Catch Me, Cowboy(3)By: Jeannie Watt
That was when Shelby felt tears starting to burn her eyes. It didn’t matter if they were angry tears, they were tears all the same and she would not cry. “I have work to do,” she said abruptly. “You need to leave.”
With that she turned and started leading the gelding toward the corral, escaping while she still had her composure. It wasn’t the smoothest exit she’d ever made, but it would have to do. At least until she got a grip.
Her next horse, a paint mare she was evaluating as a prospect for a twelve-year-old beginning rider, was waiting for her, head hanging over the fence. The horse gave a gentle nicker, but Shelby barely registered the equine greeting.
She released the gelding and headed for the mare’s pen, refusing to look back. Hell. Afraid to look back. Finally, after an eternity, she heard the truck door open and close. A moment later the diesel engine fired to life and relief surged through her, but it wasn’t until the sound of the engine had faded into the distance that she allowed herself to turn and watch Ty’s truck slow at the end of the long driveway, then ease out onto the county road. She turned her attention back to the paint mare, disgusted that her hands were shaking a little. Reaction. She’d wondered about this reunion for years—known it was inevitable, but hadn’t expected it to affect her this badly.
The hell of it was, she knew this wasn’t over.
Ty didn’t give up easily and if he wanted to talk to her, he’d made another stab at it. But she wouldn’t allow it to be here, with Gramps around… which meant she was going to have to take matters into her own hands and set a time and place for their final—and she meant final—showdown.
“Hey, Shelby.” She turned to see Gramps standing on the porch.
He was still wearing his town clothes, which was good. It meant he was taking it easy today as he’d promised. He’d been moving more slowly lately and it bothered her. But the one thing her grandfather never did was admit to any kind of pain or weakness. A personal code of honor that drove her insane. He’d taken her in and cared for her in his own gruff way when her mom died, and now she was going to take care of him. The only problem was that he wasn’t cooperating.
“Who was that?”
A lie? The truth? He was going to find out sooner or later, but later wouldn’t kill him. And it would give her time to come up with strategy. “Somebody who needed directions.”
“Ah. Looking for the River Road?”
Shelby just smiled rather than lie again and jerked her head toward the paint mare. “I’m going to be out on her for about an hour on the willow trail.”
She always was, which was why Ty wasn’t getting a second crack at her.
After leaving the Forty-Six Ranch, Ty drove past what had once been Harding Farms and parked at the edge of the barley field, letting the engine idle as he studied his old home out the back window of his truck. His body ached, as if always did when he held in one position for too long, but this pain went beyond the dull throb of knitting bones and muscles. He felt as if every part of his body had seized up. Stress. Pure and simple.

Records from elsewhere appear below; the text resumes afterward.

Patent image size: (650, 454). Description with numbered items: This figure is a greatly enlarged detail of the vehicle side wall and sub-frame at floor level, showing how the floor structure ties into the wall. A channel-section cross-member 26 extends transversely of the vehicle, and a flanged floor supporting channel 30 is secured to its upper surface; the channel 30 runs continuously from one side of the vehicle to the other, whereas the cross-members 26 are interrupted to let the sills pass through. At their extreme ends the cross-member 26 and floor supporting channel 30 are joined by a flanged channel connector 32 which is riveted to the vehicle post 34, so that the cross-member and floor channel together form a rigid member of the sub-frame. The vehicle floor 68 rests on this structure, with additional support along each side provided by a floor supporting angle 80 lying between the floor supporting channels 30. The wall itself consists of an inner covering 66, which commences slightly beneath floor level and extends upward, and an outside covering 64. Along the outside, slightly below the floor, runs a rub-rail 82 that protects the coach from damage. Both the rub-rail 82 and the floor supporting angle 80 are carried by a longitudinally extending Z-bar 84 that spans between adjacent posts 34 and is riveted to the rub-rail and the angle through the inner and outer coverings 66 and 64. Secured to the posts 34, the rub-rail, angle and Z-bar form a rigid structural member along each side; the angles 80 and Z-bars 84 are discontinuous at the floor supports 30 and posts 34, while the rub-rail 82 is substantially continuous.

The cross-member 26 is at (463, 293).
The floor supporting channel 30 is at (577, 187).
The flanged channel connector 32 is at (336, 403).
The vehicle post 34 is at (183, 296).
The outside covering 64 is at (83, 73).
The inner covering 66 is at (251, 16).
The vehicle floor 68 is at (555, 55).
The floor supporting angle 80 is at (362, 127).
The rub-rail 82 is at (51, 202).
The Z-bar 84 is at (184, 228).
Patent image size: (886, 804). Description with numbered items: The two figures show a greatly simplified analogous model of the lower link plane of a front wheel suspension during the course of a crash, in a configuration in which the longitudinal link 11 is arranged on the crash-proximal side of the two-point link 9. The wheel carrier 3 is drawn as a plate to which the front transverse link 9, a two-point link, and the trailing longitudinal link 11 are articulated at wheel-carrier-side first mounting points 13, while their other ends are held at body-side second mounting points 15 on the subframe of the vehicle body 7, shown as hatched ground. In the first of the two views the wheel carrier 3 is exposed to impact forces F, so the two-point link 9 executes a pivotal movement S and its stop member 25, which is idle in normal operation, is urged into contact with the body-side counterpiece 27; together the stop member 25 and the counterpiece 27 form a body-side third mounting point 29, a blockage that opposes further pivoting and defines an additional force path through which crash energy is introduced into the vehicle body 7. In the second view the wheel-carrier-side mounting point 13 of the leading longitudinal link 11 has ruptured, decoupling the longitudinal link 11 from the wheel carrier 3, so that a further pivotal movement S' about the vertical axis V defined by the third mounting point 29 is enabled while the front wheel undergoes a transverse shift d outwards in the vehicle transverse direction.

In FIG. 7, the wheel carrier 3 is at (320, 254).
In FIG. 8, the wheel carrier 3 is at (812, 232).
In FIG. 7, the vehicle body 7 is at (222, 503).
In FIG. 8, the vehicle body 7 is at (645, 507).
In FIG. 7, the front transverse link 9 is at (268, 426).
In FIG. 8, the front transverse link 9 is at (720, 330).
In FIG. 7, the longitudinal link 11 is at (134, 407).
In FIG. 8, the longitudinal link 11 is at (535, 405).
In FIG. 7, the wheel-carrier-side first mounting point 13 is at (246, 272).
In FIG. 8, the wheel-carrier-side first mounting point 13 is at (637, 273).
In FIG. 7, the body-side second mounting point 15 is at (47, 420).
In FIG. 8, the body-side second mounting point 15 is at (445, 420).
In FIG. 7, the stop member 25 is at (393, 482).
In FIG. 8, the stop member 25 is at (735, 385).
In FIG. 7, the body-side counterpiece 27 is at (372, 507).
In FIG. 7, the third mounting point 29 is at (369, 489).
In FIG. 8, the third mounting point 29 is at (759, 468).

He’d had no idea how to approach Shelby, but had figured since Carol Bingley, town gossip, had spotted him his first night in town, he be better off seeing her sooner than later. It probably wouldn’t have mattered when he saw her—she was still as pissed at him as she’d been the day that he’d left. Which told him she cared enough to be pissed.
But it didn’t give him a clue as how to proceed, so here he was, communing with his past, as if it would give him an insight into the future.
The farm had changed. The house was freshly painted and the barn had been reroofed—things his father hadn’t been able to afford to do. Two little boys ran out of the house and made a beeline for the swings he and his brother, Austin, had played on years ago. The table he’d helped his father build was still there, too, covered with a red-checkered cloth. When his parents had sold out and moved, they’d left most everything behind, including the table he’d been so proud of. Granted, there wasn’t a lot of room for a redwood picnic table on the postage stamp sized lawn in the Arizona snowbird trailer park his folks now called home. It was as if when his dad had given up farming, he’d wanted to deal with as little land as possible, so he and Ty’s mom had headed south, where there were no Montana winters to contend with. No crops to worry about. No hunting or fishing either—at least not like there was in Montana, but Dad had been fine with that. Austin once said the land had wrung everything out of their father as he fought his losing battle to make the farm continue to pay for itself and support the small family that worked it. He’d given up his dream of being a champion bronc rider to take over the farm and had lost both—the dream and the farm. That was where Ty and Austin came in.